Health bosses pledge timetable on hospital delayed for 18 years
HEALTH leaders have promised to set out a timetable before Christmas to replace a crumbling Highland hospital that a consultant surgeon was told would be built 18 years ago.
A pressure group that includes the former head surgeon at Belford Hospital in Lochaber said they had been given a “definite commitment” that a timetable to replace Scotland’s busiest rural general will be given in December, following crunch talks with NHS Highland’s new Chief Executive Pam Dudek.
The health board agreed to allocate more senior staff to the project, which has stalled after land was acquired from Tesco in 2015 for £2million.
The campaign has been led by David Sedgwick, former head surgeon at the hospital which is the main centre for mountain trauma, retired GP Michael Foxley and John Hutchison, formerly of Highland Council, who was made an MBE in 2014 for services to rural communities.
Mr Sedgwick says he was told when he was appointed in 1992 that he “would be working in a new hospital within 10 years”.
It is not the first time the Lochaber community has faced a delay for health service improvements – the current Belford hospital opened in April 1965, almost 20 years after a report had recommended a replacement.
Mr Sedgwick said campaigners will be fighting to retain surgical capacity and has said the new hospital could be modelled on Orkney’s new £65m Balfour Hospital, which opened last year in Kirkwall, which he said serves a similar population but has fewer trauma cases.
In September the former head surgeon sent a strongly worded letter to NHS Highland criticising the ‘inexcusable delays’.
He wrote: “Five years after the land was acquired we have inconclusive and postponed meetings, no local project manager, no complete business case, no agreed clinical model – despite determined input by hospital staff.
“The only thing we have is opposition to specific needs, eg two theatres and a safe place for mental health patients.”
Mr Hutchison said the group was satisfied that some progress was finally being made on the project.
He said: “We now have a definite commitment to increase senior staff resources working on the project and to set a clear timetable by the end of this year that defines the steps leading up to the construction of the new Belford.”

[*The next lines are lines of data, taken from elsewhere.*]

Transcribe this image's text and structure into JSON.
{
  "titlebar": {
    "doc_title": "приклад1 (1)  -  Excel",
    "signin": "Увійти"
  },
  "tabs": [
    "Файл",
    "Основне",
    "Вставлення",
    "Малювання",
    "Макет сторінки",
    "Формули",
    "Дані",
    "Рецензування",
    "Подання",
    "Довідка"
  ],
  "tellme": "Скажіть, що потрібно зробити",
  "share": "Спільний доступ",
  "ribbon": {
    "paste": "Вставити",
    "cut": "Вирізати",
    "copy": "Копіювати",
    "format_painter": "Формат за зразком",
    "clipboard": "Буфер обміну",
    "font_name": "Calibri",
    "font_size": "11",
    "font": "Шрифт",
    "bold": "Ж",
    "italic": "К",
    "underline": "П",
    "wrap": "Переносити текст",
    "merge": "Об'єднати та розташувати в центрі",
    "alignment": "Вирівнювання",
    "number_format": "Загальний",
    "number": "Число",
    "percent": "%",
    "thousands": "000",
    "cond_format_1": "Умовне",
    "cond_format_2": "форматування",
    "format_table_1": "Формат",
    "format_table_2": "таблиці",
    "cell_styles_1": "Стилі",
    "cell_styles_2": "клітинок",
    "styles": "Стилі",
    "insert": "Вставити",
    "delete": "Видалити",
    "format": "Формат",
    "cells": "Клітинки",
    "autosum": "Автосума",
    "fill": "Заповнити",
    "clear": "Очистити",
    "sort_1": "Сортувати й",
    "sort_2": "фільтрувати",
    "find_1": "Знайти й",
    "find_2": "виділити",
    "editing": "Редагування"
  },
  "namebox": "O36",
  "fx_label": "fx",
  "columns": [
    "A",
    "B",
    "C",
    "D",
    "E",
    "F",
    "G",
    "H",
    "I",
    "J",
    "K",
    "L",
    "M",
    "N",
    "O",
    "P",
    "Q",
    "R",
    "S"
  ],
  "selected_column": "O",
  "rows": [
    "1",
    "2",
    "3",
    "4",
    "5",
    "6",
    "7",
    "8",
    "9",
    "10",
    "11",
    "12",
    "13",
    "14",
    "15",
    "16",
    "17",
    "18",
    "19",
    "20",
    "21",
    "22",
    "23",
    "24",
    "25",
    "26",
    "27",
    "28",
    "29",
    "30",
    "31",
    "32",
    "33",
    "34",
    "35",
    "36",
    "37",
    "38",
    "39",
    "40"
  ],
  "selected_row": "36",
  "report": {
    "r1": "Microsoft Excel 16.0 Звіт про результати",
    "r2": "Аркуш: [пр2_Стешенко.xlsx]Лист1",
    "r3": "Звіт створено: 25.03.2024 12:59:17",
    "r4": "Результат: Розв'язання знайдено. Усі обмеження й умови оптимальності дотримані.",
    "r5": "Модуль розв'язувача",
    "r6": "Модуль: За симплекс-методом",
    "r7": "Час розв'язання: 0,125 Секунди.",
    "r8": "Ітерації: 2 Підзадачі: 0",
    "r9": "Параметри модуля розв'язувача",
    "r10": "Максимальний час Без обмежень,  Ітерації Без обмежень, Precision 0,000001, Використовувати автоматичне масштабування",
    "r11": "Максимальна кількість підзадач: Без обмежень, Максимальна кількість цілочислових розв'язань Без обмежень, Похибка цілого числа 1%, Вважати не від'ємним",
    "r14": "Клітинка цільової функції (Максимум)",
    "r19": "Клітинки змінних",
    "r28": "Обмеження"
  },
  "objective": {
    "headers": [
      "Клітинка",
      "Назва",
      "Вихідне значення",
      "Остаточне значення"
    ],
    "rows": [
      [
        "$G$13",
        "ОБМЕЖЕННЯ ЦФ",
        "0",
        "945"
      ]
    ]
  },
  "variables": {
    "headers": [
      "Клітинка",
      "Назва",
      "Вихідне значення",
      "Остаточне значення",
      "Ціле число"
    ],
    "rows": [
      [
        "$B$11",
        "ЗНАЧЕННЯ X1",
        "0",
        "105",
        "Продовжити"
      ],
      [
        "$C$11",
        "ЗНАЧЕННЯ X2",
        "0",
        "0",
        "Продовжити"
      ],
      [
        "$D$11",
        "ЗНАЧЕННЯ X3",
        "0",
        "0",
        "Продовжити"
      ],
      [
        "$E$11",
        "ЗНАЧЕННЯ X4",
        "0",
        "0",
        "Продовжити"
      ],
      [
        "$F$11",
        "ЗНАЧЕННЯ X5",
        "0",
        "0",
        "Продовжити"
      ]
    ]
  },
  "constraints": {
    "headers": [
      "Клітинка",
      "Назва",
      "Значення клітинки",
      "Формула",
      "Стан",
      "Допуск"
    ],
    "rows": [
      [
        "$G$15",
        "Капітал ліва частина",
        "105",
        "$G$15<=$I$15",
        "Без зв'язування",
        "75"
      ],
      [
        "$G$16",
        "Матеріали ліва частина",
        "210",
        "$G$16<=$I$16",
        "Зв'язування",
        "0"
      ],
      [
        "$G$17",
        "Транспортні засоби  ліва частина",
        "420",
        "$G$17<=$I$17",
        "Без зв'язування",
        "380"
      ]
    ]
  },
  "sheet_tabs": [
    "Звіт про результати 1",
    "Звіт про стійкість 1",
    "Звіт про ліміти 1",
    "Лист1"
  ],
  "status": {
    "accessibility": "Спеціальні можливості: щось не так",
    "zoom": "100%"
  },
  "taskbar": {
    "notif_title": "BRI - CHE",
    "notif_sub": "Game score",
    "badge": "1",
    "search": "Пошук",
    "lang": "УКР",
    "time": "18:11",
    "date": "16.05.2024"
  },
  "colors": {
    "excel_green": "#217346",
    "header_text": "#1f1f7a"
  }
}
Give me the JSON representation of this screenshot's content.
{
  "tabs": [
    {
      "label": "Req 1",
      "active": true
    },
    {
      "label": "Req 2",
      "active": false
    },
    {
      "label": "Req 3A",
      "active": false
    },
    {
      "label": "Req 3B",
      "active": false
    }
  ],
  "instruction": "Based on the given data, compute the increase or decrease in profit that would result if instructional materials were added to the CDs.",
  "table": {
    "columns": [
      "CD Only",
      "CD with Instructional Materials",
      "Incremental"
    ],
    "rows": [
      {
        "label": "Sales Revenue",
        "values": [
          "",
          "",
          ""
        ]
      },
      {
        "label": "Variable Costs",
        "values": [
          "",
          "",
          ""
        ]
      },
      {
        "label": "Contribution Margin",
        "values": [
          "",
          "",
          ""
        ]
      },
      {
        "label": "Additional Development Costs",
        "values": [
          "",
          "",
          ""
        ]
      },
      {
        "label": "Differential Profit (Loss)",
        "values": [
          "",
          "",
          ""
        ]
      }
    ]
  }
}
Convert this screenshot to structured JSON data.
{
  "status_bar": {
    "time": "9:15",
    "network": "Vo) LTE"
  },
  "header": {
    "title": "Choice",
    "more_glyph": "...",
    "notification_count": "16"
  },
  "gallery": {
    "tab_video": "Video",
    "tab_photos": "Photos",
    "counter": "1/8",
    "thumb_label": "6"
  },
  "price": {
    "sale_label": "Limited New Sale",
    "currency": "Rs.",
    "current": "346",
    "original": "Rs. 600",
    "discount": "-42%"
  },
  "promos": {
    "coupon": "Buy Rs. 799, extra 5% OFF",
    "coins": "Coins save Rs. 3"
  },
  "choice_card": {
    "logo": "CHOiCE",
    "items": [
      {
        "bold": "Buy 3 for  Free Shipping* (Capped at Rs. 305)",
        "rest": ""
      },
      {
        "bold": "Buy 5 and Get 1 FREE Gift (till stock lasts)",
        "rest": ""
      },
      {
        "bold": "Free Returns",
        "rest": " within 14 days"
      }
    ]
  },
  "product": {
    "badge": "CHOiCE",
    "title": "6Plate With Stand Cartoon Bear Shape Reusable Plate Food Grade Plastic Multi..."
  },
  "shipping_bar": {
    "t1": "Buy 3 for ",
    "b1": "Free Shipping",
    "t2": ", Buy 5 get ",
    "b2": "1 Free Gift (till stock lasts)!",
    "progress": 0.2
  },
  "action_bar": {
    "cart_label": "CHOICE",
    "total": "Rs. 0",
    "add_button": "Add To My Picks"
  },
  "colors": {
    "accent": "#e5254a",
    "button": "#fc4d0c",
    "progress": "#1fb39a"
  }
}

Kate Forbes MSP said she was reassured that there was “renewed sense of urgency” about the replacement plan.
She said: “Ultimately, we all want to see a new hospital delivered in Fort William as soon as possible.”
In 2004, plans to make major service cuts at both the Belford and the Lorn and Islands District General Hospital in Oban sparked local protests.
An independent report previously recommended that the hospitals either merge, or be downgraded to carry out day surgery only.
A fifth of the population of Fort William is said to have turned out in protest, forcing health chiefs to put the decision on hold.
Ten years later, hundreds signed a petition calling for ante-natal scans to be re-instated after mothers were forced to travel to Raigmore hospital in Inverness.
The health board blamed national shortages of qualified staff for the service cut.
Professor Boyd Robertson, Chairman of NHS Highland, said the meeting to outline the next steps for the new hospital would happen before December 25.
He said: “We will meet again before Christmas to discuss plans for a refreshed timetable for both the replacement Belford Hospital and wider service re-design.”